September 2007 - 2 BvF 3/02 -, NVwZ 2007, 1396, und vom 30. Januar
2008 - 2 BvR 398/07 -, DVBl. 2008, 448, m.w.N., BVerwG, Urteil vom 2.
März 2000 - 2 C 1.99 -, BVerwGE 110, 363.
60
Es widerspräche diesem Grundsatz der hauptberuflichen vollen Dienstleistungspflicht
des Beamten, dem die Pflicht des Dienstherrn zur Gewährung des amtsangemessenen
Unterhalts gegenübersteht, noch in erheblichem Umfang dienstfähige Beamte zur Ruhe
zu setzen.
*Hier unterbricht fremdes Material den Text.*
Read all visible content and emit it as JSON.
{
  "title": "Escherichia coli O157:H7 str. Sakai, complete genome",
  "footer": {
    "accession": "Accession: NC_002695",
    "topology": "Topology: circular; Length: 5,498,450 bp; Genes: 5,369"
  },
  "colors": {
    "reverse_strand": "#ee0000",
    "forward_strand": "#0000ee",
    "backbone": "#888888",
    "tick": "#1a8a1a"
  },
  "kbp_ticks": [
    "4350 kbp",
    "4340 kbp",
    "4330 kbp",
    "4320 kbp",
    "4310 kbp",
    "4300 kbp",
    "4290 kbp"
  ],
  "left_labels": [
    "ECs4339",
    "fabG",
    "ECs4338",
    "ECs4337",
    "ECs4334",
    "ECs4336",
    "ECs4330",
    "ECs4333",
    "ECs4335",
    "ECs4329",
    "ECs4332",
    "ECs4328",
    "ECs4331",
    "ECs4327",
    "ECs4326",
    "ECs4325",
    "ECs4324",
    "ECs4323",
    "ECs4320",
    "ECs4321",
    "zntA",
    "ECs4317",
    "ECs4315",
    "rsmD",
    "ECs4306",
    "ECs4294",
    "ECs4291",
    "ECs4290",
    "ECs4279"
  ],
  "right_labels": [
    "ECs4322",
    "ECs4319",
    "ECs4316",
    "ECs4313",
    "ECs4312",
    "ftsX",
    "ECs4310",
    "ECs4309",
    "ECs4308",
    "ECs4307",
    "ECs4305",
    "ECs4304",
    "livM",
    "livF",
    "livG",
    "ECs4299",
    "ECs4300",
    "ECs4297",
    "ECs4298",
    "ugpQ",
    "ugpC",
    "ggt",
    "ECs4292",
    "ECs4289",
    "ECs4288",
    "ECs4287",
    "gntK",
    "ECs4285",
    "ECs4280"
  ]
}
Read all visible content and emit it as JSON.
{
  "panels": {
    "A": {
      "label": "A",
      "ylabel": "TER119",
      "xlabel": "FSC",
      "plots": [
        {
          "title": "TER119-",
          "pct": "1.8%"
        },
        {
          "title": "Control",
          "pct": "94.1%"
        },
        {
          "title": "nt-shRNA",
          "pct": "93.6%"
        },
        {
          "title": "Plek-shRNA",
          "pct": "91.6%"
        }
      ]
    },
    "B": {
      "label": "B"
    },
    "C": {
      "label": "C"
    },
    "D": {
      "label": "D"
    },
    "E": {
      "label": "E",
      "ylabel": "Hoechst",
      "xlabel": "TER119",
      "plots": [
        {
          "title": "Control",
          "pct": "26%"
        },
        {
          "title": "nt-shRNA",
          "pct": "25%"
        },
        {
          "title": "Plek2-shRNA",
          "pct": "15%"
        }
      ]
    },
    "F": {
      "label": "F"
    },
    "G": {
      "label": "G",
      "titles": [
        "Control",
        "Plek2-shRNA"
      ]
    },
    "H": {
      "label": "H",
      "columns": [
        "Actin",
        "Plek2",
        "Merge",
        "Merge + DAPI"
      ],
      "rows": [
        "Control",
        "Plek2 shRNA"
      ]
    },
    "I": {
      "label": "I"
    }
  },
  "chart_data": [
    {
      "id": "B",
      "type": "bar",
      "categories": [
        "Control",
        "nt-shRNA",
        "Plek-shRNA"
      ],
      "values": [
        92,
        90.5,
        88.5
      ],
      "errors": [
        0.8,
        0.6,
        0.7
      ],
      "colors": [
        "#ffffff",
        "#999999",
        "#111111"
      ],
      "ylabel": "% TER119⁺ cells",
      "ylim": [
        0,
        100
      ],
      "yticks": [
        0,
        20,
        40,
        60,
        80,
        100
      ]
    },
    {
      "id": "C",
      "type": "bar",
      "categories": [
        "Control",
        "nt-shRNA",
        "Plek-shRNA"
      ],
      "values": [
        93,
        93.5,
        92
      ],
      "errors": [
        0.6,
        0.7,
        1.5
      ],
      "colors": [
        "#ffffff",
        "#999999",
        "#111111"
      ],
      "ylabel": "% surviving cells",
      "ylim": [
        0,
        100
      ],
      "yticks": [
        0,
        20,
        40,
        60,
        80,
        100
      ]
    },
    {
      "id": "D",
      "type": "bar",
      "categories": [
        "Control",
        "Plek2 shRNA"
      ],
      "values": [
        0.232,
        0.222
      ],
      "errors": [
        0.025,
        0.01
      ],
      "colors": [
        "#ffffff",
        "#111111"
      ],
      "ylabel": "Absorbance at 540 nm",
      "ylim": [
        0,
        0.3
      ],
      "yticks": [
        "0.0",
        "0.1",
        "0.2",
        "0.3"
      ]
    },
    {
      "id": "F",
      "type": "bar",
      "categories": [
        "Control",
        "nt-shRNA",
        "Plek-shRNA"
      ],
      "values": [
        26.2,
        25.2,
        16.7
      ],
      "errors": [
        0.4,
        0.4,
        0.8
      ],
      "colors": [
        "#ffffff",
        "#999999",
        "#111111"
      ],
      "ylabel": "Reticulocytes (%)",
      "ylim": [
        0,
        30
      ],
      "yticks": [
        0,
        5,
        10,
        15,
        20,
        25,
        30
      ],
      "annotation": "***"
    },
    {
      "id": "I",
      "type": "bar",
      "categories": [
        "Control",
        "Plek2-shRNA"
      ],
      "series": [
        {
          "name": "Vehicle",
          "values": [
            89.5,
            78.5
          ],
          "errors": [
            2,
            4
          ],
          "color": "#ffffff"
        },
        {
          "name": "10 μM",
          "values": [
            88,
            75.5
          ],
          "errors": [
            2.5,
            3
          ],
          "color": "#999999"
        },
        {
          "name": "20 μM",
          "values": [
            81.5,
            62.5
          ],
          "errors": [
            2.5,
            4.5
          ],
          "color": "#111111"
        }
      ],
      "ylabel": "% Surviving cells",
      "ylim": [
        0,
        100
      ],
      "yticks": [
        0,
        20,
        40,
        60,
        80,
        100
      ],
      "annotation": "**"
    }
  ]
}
Denn es liegt in ihrem und im Interesse des Dienstherrn, dass sie im Rahmen
des Möglichen weiterhin Dienst leisten. Der Dienstherr macht sich die verbliebene
Arbeitskraft nutzbar und mindert dadurch die Versorgungslasten, der Beamte kann
weiterhin am Arbeitsleben teilnehmen.
61
Vgl. die Gesetzesbegründungen BT-Drs. 13/9527, S. 29, LT-Drs. 12/3186,
S. 40; vgl. dazu auch BVerfG, Beschluss vom 27. Juli 2006 - 2 BvL 13/04 -,
juris.
62
Die im Kern allein gegen die verringerte Alimentation (vgl. § 72a BBesG) gerichteten
Einwände der Klägerin betreffen nicht den hier streitgegenständlichen Bescheid, durch
den die begrenzte Dienstfähigkeit festgestellt und die Arbeitszeit reduziert wird, sondern
allein die besoldungsrechtlichen Konsequenzen dieser Statusregelung.
Regelungsgegenstand des Bescheids ist gem. § 46 Abs. 1 Satz 2 LBG NRW a.F. die
Herabsetzung der Arbeitszeit im Hinblick auf eine nur noch teilweise verbliebene
Arbeitskraft des Beamten. Der Dienstherr will in seinem und im Interesse des Beamten
die weitere dienstliche Verwendung sichern. Davon trennbar ist die Frage, wie die
erbrachte Dienstleistung besoldet wird. Die aufgrund des § 46 LBG NRW a.F. getroffene
Verfügung und die Herabsetzung der Dienstbezüge als besoldungsrechtliche
Folgeregelung sind gesondert gerichtlich überprüfbar. So kann der Beamte – ohne
vorher gegen den statusrechtlichen Bescheid vorgehen zu müssen – isoliert die
Besoldung angreifen, wenn er sie für verfassungswidrig hält und eine volle oder
jedenfalls höhere als nach § 72a BBesG (i.V.m. der ggf. rückwirkend anwendbaren
Verordnung über die Gewährung eines Zuschlags zu den Dienstbezügen bei begrenzter
Dienstfähigkeit vom 9. Oktober 2007, GV. NRW., S. 407) vorgesehene Besoldung
erstreiten möchte.
63
Vgl. BayVGH, Urteil vom 30. November 2009 – 14 B 06.2477 -, juris; Nds.
OVG, Beschluss vom 9. November 2004 – 5 LC 415/03 -, NVwZ-RR 2006,
133.
64
Im Übrigen wirkte sich eine etwaige verfassungswidrige Besoldung auf die mit der
Feststellung der begrenzten Dienstfähigkeit beabsichtigte Festsetzung der geänderten
Arbeitszeit nicht aus.
65
Die Kostenentscheidung folgt aus § 155 Abs. 1 VwGO. Die Entscheidung bezüglich der
vorläufigen Vollstreckbarkeit beruht auf § 167 VwGO i.V.m. §§ 708 Nr. 10, 711 ZPO.
66
Die Revision ist nicht zuzulassen, weil die Voraussetzungen des § 132 Abs. 2 VwGO
und des § 127 BRRG nicht erfüllt sind.